Agentic Learning
Agentic Learning

Agentic Learning

There is always room for learning. At our OneSchool National Conference Sarah Martin, Foundation Principal of Stonefields School spoke twice at the event. First on building change momentum, enabling collaborative high functioning teams, future visioning and second, on learning in a building with no classrooms. In the second presentation, I jotted down the term agentic learning, even though because I didn’t know what it meant, it perked my interest. The half-term break giving me the opportunity to investigate fully.

The word agentic is described as an individual’s power to control his or her own goals actions and destiny. It stems from the word agency; the capacity, condition, or state of acting or of exerting power.

A little more research connected agentic learning to Psychologist Albert Bandura (he who needs no introduction) and associated with self-efficacy. Bandura later examined the role of agency and motivation, coining the term Agentic, in which people are viewed as self-organizing, proactive, self-reflecting and self-regulated.

Agentic learning then, is defined by self-directed actions, aimed at personal growth and development based on self-chosen learning goals. Within this context, students initiate actions of their own volition that drive their learning. As yet, I have not found any outline of the role of others: teachers or other students.

In their 2011 paper, Reeve & Tseng identify four domains of engagement that influence motivation and behavior.

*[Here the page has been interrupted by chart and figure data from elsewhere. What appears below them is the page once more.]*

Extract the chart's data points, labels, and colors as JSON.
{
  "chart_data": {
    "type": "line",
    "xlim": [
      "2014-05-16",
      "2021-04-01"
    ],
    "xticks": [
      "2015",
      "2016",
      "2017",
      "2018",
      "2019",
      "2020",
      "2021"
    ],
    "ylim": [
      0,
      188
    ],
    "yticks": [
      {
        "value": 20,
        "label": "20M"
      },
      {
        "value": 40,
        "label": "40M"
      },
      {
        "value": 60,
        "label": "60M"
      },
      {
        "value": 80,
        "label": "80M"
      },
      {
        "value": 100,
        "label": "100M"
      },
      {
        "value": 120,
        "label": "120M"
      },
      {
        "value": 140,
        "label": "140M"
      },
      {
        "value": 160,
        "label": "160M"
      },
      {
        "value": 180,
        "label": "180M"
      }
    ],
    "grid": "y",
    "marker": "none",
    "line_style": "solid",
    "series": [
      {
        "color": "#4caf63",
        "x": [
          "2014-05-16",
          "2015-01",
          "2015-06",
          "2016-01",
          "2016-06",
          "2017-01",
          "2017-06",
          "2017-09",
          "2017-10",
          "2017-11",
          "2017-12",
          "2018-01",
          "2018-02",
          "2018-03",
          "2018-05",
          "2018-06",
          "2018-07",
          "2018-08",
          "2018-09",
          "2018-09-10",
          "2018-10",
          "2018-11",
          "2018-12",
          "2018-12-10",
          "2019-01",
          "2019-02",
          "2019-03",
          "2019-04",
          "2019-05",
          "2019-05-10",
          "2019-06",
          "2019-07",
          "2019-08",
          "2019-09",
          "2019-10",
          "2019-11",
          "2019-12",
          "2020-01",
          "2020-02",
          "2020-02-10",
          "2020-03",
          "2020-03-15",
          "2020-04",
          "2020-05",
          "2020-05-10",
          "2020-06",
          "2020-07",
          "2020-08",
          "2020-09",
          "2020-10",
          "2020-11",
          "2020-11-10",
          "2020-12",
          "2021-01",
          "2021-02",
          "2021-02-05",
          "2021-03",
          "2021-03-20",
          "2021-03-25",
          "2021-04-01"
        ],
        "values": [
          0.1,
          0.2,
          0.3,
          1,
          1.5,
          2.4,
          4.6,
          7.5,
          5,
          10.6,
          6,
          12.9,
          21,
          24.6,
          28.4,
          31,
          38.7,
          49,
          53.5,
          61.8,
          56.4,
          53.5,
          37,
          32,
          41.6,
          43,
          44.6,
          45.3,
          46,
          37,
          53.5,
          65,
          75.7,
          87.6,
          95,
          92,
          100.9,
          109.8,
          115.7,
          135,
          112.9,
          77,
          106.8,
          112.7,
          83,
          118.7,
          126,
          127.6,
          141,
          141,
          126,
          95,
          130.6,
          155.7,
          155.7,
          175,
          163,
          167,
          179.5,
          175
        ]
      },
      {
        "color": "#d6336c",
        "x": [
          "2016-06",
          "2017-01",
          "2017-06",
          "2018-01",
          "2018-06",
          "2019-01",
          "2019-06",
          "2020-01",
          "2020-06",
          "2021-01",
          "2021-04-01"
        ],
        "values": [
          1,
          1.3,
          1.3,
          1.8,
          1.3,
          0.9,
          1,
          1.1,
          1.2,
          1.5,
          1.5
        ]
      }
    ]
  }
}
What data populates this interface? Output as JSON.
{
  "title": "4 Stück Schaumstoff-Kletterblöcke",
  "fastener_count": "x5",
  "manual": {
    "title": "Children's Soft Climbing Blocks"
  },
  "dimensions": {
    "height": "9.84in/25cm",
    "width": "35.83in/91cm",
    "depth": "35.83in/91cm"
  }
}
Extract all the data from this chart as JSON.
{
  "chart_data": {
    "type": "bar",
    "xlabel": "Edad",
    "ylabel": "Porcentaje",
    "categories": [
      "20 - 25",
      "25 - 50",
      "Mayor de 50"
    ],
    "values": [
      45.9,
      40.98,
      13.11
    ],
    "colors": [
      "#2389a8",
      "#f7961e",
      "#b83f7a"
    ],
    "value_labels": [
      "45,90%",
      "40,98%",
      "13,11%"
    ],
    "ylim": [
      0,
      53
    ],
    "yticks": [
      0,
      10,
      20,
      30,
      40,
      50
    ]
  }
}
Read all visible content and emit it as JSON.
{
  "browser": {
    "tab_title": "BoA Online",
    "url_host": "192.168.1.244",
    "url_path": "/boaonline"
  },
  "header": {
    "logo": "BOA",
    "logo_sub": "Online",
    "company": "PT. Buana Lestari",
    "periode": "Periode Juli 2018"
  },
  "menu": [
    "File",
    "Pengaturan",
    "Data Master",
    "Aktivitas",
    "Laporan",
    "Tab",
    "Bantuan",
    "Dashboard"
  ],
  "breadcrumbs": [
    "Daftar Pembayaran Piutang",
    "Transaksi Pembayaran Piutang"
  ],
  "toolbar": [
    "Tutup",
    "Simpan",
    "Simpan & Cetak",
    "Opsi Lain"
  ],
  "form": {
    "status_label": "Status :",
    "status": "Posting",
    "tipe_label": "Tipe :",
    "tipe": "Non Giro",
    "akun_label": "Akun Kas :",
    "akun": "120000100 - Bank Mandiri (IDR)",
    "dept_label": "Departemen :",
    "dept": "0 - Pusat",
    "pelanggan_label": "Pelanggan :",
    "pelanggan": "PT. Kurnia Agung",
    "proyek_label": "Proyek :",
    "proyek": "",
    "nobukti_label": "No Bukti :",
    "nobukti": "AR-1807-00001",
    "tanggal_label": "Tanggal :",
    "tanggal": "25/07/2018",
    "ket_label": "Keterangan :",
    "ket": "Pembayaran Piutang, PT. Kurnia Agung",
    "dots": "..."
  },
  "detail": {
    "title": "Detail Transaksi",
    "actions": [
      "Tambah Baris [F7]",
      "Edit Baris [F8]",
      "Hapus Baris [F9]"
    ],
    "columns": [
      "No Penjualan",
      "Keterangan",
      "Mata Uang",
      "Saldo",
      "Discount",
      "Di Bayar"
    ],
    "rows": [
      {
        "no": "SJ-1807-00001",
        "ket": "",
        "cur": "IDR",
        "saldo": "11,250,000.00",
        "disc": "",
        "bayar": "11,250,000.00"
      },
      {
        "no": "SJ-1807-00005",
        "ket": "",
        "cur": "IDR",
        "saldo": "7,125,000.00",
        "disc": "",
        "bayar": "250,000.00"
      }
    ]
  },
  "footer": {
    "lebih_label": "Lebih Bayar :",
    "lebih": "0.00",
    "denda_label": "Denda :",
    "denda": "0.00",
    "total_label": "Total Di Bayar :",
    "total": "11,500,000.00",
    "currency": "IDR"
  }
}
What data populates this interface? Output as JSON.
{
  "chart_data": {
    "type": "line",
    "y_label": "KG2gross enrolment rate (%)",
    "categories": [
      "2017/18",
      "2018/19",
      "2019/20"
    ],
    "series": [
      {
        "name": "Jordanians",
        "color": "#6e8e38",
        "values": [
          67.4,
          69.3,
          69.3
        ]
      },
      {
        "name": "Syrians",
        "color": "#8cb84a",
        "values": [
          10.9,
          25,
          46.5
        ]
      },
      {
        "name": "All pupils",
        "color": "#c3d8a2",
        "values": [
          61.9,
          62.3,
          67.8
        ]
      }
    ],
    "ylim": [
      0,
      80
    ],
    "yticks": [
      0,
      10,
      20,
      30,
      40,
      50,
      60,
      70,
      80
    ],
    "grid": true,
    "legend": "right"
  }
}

  • Behavioral Engagement – On-task attention and concentration, high effort and high task persistence)
  • Emotional Engagement – Presence of task-facilitating emotions and the absence of task-withdrawing emotions
  • Cognitive Engagement – Sophisticated, deep, and personalized learning strategies, conceptual understanding rather than surface knowledge and self-regulatory strategies
  • Agentic Engagement – Proactive, intentional, and constructive contribution to the flow of the learning activity and enriching the learning activity rather than passively receiving it as a given

Understanding these domains of engagement, how individuals engage in these domains, and how they interact or integrate into the learning environment are foundational to creating the conditions for Agentic Learning to emerge. Connect agentic learning with Jon Stolk’s advocacy for “supporting autonomy” and I am starting to unravel and deepen my thinking on the role of the teacher within an agentic or Self-Directed Learning environment [or garage.]

Jon Stolk would have us consider how project-based, interdisciplinary courses can be designed that invite students to take control of their learning, grapple with complex systems, engage with each other and the world in new ways, and emerge as confident, agile, self-directed learners.

Agency is an ambitious goal in its own right, in preparing students for career and life (possibly at the expense of other educational goals, though potentially in support of them also), and as the building blocks that in and of themselves lead to deeper learning.

As our organisation explores the employment of “The Learning Pit” and refines our understanding of Self-Directed Learning – I continue to be interested in two specific points in learning cycle and the associated role of teacher. The first, in planning for autonomy the second, the tussle between supporting students out of, and pulling them back into, the pit (construct).

Highlight areas added – image sources from James Nottingham’s website

 

Subsequently, more questions are constructed; whether learning “looks and feels” differently at points in a students careers, across and within various curriculum areas, the importance of novice and expert distinctions…

As for the curriculum, I had clipped and stored a reflection from educator Seymour Papert

At best, schools teach one-billionth of one percent of what knowledge exists in the universe, yet we quibble endlessly over what one-billionth of one percent is important.

If this is, even remotely accurate, would education be more interesting if students explored the one-billionth of one percent that is important to them, with real tools, real choice and real trust? Even if that means learning that the boat you built – sunk.